Crise econômica e disputas entre secularistas, islamitas e movimentos radicais atingem as nações que depuseram seus governos em 2011, enquanto Síria mantém impasse sangrento
iG São Paulo | 19/12/2012 05:00:35
Dois anos depois de uma mobilização popular na Tunísia ter desencadeado levantes no Oriente Médio e norte da África contra governos autocráticos, o movimento conhecido como Primavera Árabe parece ter-se tornado uma disputa em menor ou maior grau entre secularistas e islâmicos nos países onde as populações tiveram êxito em destituir seus ditadores de longa data: Tunísia, Egito, Líbia e Iêmen. Além disso, esses países passam por transições políticas tumultuadas e problemas econômicos.
Na Síria, onde um conflito sangrento se arrasta há 21 meses, a questão que surge é se a eventual deposição de Bashar al-Assad terá como sucessor um Estado secular ou um governo formado por forças radicais que estão em ascensão entre os grupos de oposição.

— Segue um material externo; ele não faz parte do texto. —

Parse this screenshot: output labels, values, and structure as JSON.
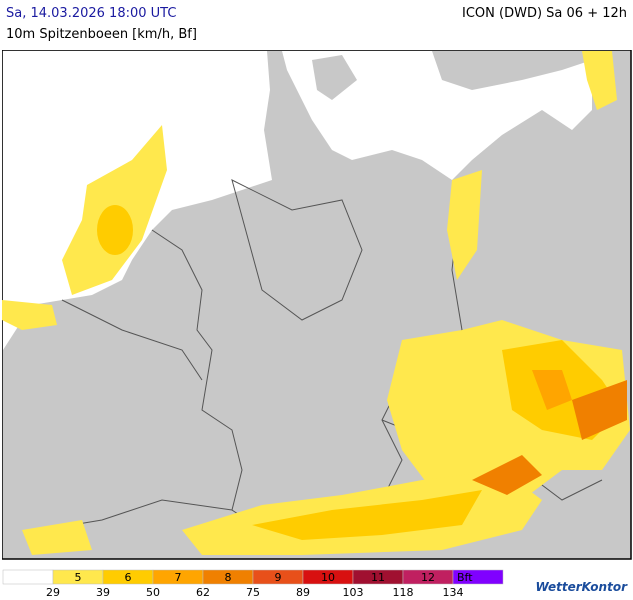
{
  "header": {
    "left": "Sa, 14.03.2026 18:00 UTC",
    "right": "ICON (DWD) Sa 06 + 12h",
    "subtitle": "10m Spitzenboeen [km/h, Bf]"
  },
  "legend": {
    "classes": [
      {
        "color": "#ffffff"
      },
      {
        "label": "5",
        "color": "#ffe84d"
      },
      {
        "label": "6",
        "color": "#ffcc00"
      },
      {
        "label": "7",
        "color": "#ffa500"
      },
      {
        "label": "8",
        "color": "#f08000"
      },
      {
        "label": "9",
        "color": "#e8501a"
      },
      {
        "label": "10",
        "color": "#d81010"
      },
      {
        "label": "11",
        "color": "#a01030"
      },
      {
        "label": "12",
        "color": "#c02060"
      },
      {
        "label": "Bft",
        "color": "#8000ff"
      }
    ],
    "kmh": [
      "29",
      "39",
      "50",
      "62",
      "75",
      "89",
      "103",
      "118",
      "134"
    ]
  },
  "logo": "WetterKontor"
}
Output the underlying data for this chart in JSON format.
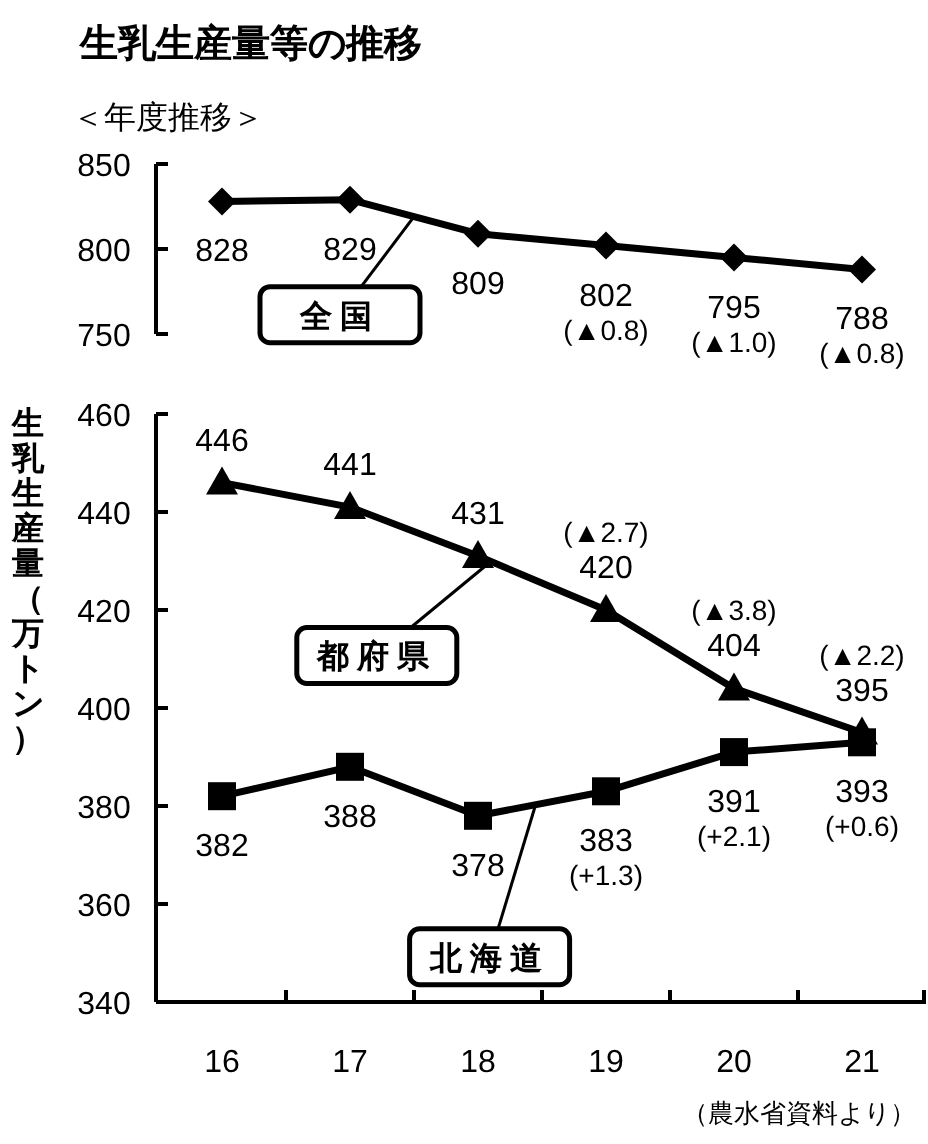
{
  "chart_data": [
    {
      "type": "line",
      "title": "生乳生産量等の推移",
      "subtitle": "＜年度推移＞",
      "categories": [
        "16",
        "17",
        "18",
        "19",
        "20",
        "21"
      ],
      "series": [
        {
          "name": "全国",
          "color": "#000000",
          "marker": "diamond",
          "values": [
            828,
            829,
            809,
            802,
            795,
            788
          ]
        }
      ],
      "ylim": [
        750,
        850
      ],
      "yticks": [
        750,
        800,
        850
      ],
      "tick_labels": "y",
      "data_labels": true,
      "annotations": [
        {
          "text": "(▲0.8)",
          "x": "19",
          "y": 802
        },
        {
          "text": "(▲1.0)",
          "x": "20",
          "y": 795
        },
        {
          "text": "(▲0.8)",
          "x": "21",
          "y": 788
        }
      ]
    },
    {
      "type": "line",
      "ylabel": "生乳生産量（万トン）",
      "categories": [
        "16",
        "17",
        "18",
        "19",
        "20",
        "21"
      ],
      "series": [
        {
          "name": "都府県",
          "color": "#000000",
          "marker": "triangle",
          "values": [
            446,
            441,
            431,
            420,
            404,
            395
          ]
        },
        {
          "name": "北海道",
          "color": "#000000",
          "marker": "square",
          "values": [
            382,
            388,
            378,
            383,
            391,
            393
          ]
        }
      ],
      "ylim": [
        340,
        460
      ],
      "yticks": [
        340,
        360,
        380,
        400,
        420,
        440,
        460
      ],
      "data_labels": true,
      "annotations": [
        {
          "text": "(▲2.7)",
          "x": "19",
          "y": 420
        },
        {
          "text": "(▲3.8)",
          "x": "20",
          "y": 404
        },
        {
          "text": "(▲2.2)",
          "x": "21",
          "y": 395
        },
        {
          "text": "(+1.3)",
          "x": "19",
          "y": 383
        },
        {
          "text": "(+2.1)",
          "x": "20",
          "y": 391
        },
        {
          "text": "(+0.6)",
          "x": "21",
          "y": 393
        },
        "（農水省資料より）"
      ]
    }
  ]
}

Conheça a situação atual desses países na ordem cronológica das revoltas:
1. Tunísia
A Tunísia, o mais secular das nações do mundo árabe, tornou-se o epicentro dos levantes populares da Primavera Árabe ao pôr fim em 14 de janeiro de 2011 ao governo de 23 anos do presidente Zine El Abidine Ben Ali, que renunciou sob pressão de manifestações iniciadas quase um mês antes - em 17 de dezembro de 2010.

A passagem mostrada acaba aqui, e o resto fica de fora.